In the middle, however, a small group in a fishing boat on a bright blue sea sets out for new horizons, including a fighter, a king, his wife and their child. The painter later declared the blond child in the center of the picture to be the embodiment of freedom and wrote: “Freedom is what matters, it is the departure, the new beginning.”

In Amsterdam he writes a diary, paints, drinks a little and keeps himself alive

For Max Beckmann, however, freedom does not only remain a vague hope in this picture. Something that feeds on old ideals without having arrived in the here and now. Neither in terms of content nor form did his enthusiasm for experimentation go as far as that of Pablo Picasso, with whom he liked to be compared and who is also placed on the same level in the exhibition catalogue.
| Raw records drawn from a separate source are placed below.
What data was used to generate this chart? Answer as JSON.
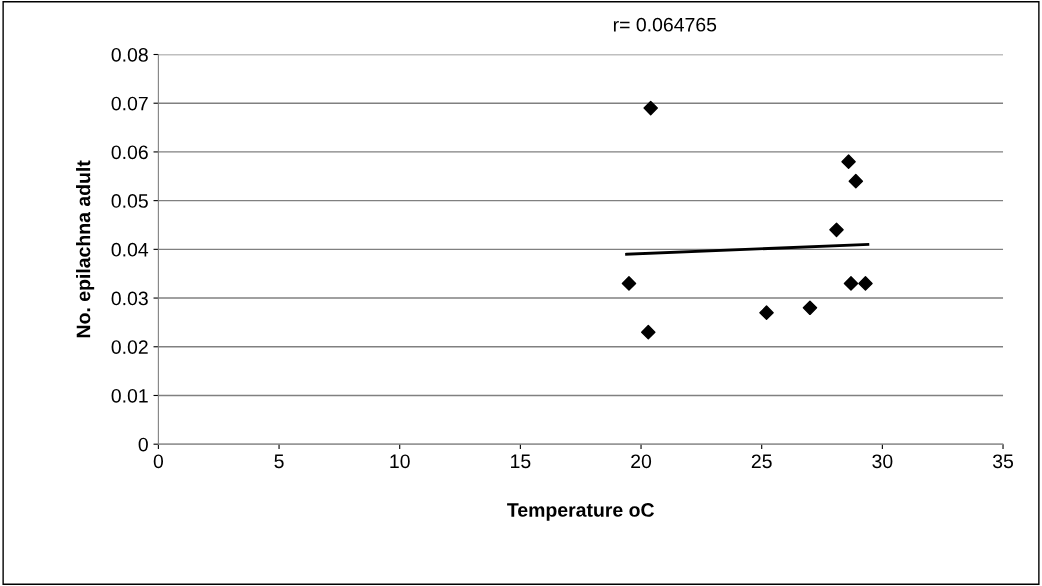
{
  "chart_data": {
    "type": "scatter",
    "xlabel": "Temperature oC",
    "ylabel": "No. epilachna adult",
    "annotations": [
      "r= 0.064765"
    ],
    "series": [
      {
        "color": "#000000",
        "marker": "diamond",
        "x": [
          19.5,
          20.4,
          20.3,
          25.2,
          27.0,
          28.1,
          28.6,
          28.9,
          28.7,
          29.3
        ],
        "values": [
          0.033,
          0.069,
          0.023,
          0.027,
          0.028,
          0.044,
          0.058,
          0.054,
          0.033,
          0.033
        ]
      },
      {
        "type": "line",
        "color": "#000000",
        "marker": "none",
        "line_style": "solid",
        "x": [
          19.4,
          29.4
        ],
        "values": [
          0.039,
          0.041
        ]
      }
    ],
    "xlim": [
      0,
      35
    ],
    "xticks": [
      0,
      5,
      10,
      15,
      20,
      25,
      30,
      35
    ],
    "ylim": [
      0,
      0.08
    ],
    "yticks": [
      0,
      0.01,
      0.02,
      0.03,
      0.04,
      0.05,
      0.06,
      0.07,
      0.08
    ],
    "grid": "y",
    "legend": false
  }
}
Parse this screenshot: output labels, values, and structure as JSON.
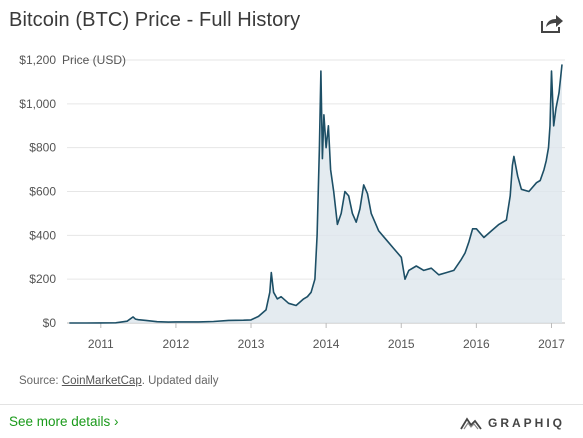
{
  "header": {
    "title": "Bitcoin (BTC) Price - Full History",
    "share_icon": "share-icon"
  },
  "chart_data": {
    "type": "area",
    "title": "Bitcoin (BTC) Price - Full History",
    "ylabel": "Price (USD)",
    "xlabel": "",
    "xlim": [
      2010.55,
      2017.18
    ],
    "ylim": [
      0,
      1200
    ],
    "y_ticks": [
      0,
      200,
      400,
      600,
      800,
      1000,
      1200
    ],
    "y_tick_labels": [
      "$0",
      "$200",
      "$400",
      "$600",
      "$800",
      "$1,000",
      "$1,200"
    ],
    "x_ticks": [
      2011,
      2012,
      2013,
      2014,
      2015,
      2016,
      2017
    ],
    "x_tick_labels": [
      "2011",
      "2012",
      "2013",
      "2014",
      "2015",
      "2016",
      "2017"
    ],
    "grid": true,
    "line_color": "#1d4f66",
    "fill_color": "#dde6ec",
    "series": [
      {
        "x": [
          2010.58,
          2010.8,
          2011.0,
          2011.2,
          2011.35,
          2011.43,
          2011.46,
          2011.5,
          2011.6,
          2011.75,
          2011.9,
          2012.0,
          2012.3,
          2012.5,
          2012.7,
          2012.9,
          2013.0,
          2013.1,
          2013.2,
          2013.25,
          2013.27,
          2013.3,
          2013.35,
          2013.4,
          2013.5,
          2013.6,
          2013.7,
          2013.75,
          2013.8,
          2013.85,
          2013.88,
          2013.91,
          2013.93,
          2013.95,
          2013.97,
          2014.0,
          2014.03,
          2014.06,
          2014.1,
          2014.15,
          2014.2,
          2014.25,
          2014.3,
          2014.35,
          2014.4,
          2014.45,
          2014.5,
          2014.55,
          2014.6,
          2014.7,
          2014.8,
          2014.9,
          2015.0,
          2015.05,
          2015.1,
          2015.2,
          2015.3,
          2015.4,
          2015.5,
          2015.6,
          2015.7,
          2015.8,
          2015.85,
          2015.9,
          2015.95,
          2016.0,
          2016.1,
          2016.2,
          2016.3,
          2016.4,
          2016.45,
          2016.48,
          2016.5,
          2016.55,
          2016.6,
          2016.7,
          2016.8,
          2016.85,
          2016.9,
          2016.93,
          2016.96,
          2016.98,
          2017.0,
          2017.03,
          2017.06,
          2017.1,
          2017.14
        ],
        "values": [
          0.06,
          0.2,
          0.3,
          1,
          8,
          28,
          18,
          15,
          12,
          6,
          4,
          5,
          5,
          7,
          12,
          13,
          14,
          30,
          60,
          140,
          230,
          140,
          110,
          120,
          90,
          80,
          110,
          120,
          140,
          200,
          400,
          800,
          1150,
          750,
          950,
          800,
          900,
          700,
          600,
          450,
          500,
          600,
          580,
          500,
          460,
          520,
          630,
          590,
          500,
          420,
          380,
          340,
          300,
          200,
          240,
          260,
          240,
          250,
          220,
          230,
          240,
          290,
          320,
          370,
          430,
          430,
          390,
          420,
          450,
          470,
          580,
          720,
          760,
          670,
          610,
          600,
          640,
          650,
          700,
          740,
          800,
          900,
          1150,
          900,
          980,
          1050,
          1180
        ]
      }
    ]
  },
  "footer": {
    "source_prefix": "Source: ",
    "source_link": "CoinMarketCap",
    "source_suffix": ". Updated daily",
    "more_details": "See more details ›",
    "brand": "GRAPHIQ",
    "brand_icon": "graphiq-logo-icon"
  }
}
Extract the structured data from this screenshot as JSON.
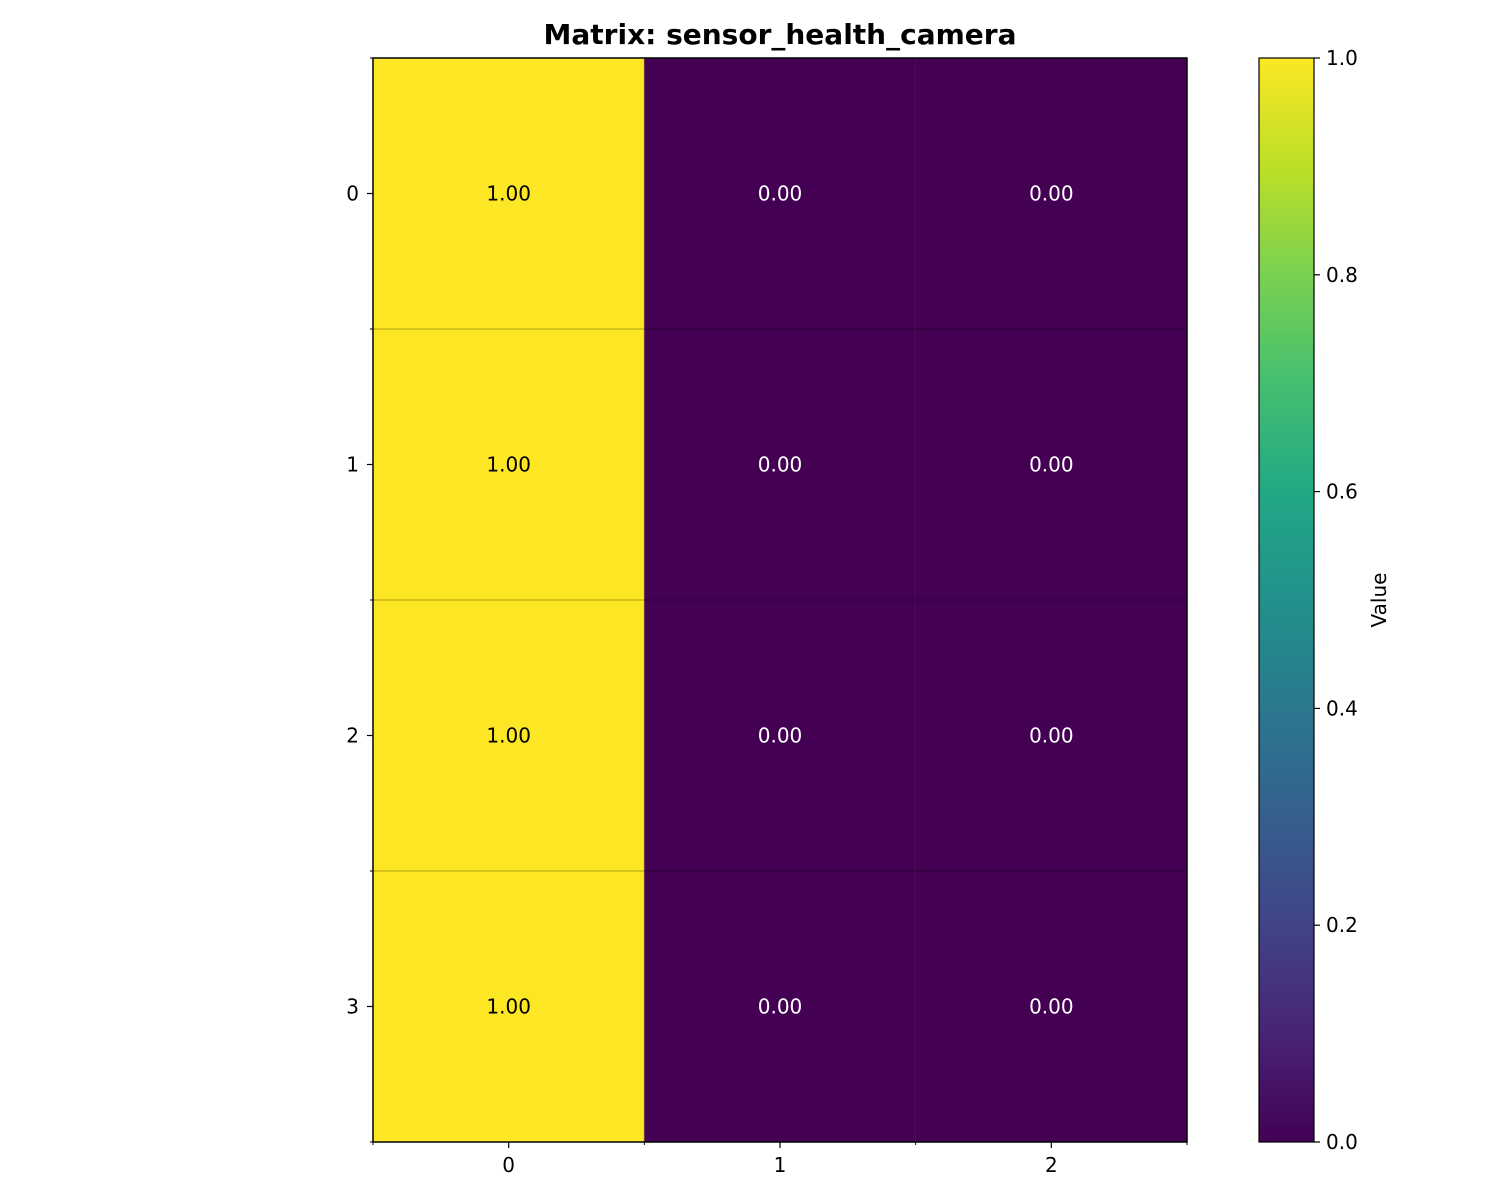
{
  "chart_data": {
    "type": "heatmap",
    "title": "Matrix: sensor_health_camera",
    "rows": [
      "0",
      "1",
      "2",
      "3"
    ],
    "columns": [
      "0",
      "1",
      "2"
    ],
    "values": [
      [
        1.0,
        0.0,
        0.0
      ],
      [
        1.0,
        0.0,
        0.0
      ],
      [
        1.0,
        0.0,
        0.0
      ],
      [
        1.0,
        0.0,
        0.0
      ]
    ],
    "cell_labels": [
      [
        "1.00",
        "0.00",
        "0.00"
      ],
      [
        "1.00",
        "0.00",
        "0.00"
      ],
      [
        "1.00",
        "0.00",
        "0.00"
      ],
      [
        "1.00",
        "0.00",
        "0.00"
      ]
    ],
    "colormap": "viridis",
    "colors": {
      "low": "#440154",
      "high": "#fde725"
    },
    "colorbar": {
      "label": "Value",
      "range": [
        0.0,
        1.0
      ],
      "ticks": [
        0.0,
        0.2,
        0.4,
        0.6,
        0.8,
        1.0
      ],
      "tick_labels": [
        "0.0",
        "0.2",
        "0.4",
        "0.6",
        "0.8",
        "1.0"
      ]
    },
    "grid": true
  }
}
The two are linked by their joyful break with the conventions of modernity that have only just emerged; Picasso, however, reinvented himself and painting as a whole from scratch, flies into the open, celebrates his artistic freedom – Beckmann, on the other hand, sometimes prefers to drive his black body with the handbrake on. The driver himself is too much the focus of this art, with his possibilities and limits. Which is why Beckmann’s self-portraits, which show an ego torn between anger, doubt and despondency, are particularly impressive.

Max Beckmann in the Pinakothek der Moderne: Max Beckmann: "View from the ship's hatch"1934.

Max Beckmann: “View from the ship’s hatch”, 1934.

(Photo: private collection/private collection)

So the Munich show is only showing one figure from art history, a modern painter among many? No, she locates Max Beckmann for the first time in his – involuntary – life theme, leaving. This is a story of loss that could hardly be more topical: someone who was sure of his earned status is thrown into the void and can only dream of the sea in his two-room apartment in Amsterdam, soon also under German occupation. He writes in a diary, paints, drinks a little and that’s how he keeps himself alive. At some point he sells pictures again and finally, after liberation, can start a new life in the USA.

Did the king and the blond child help him? Rather the knowledge of abysses, which in the 20th century by no means remained a metaphysical matter, but became reality. And into which this artist looked.

Max Beckmann: Departure. Pinakothek der Moderne, Munich. Until March 12th.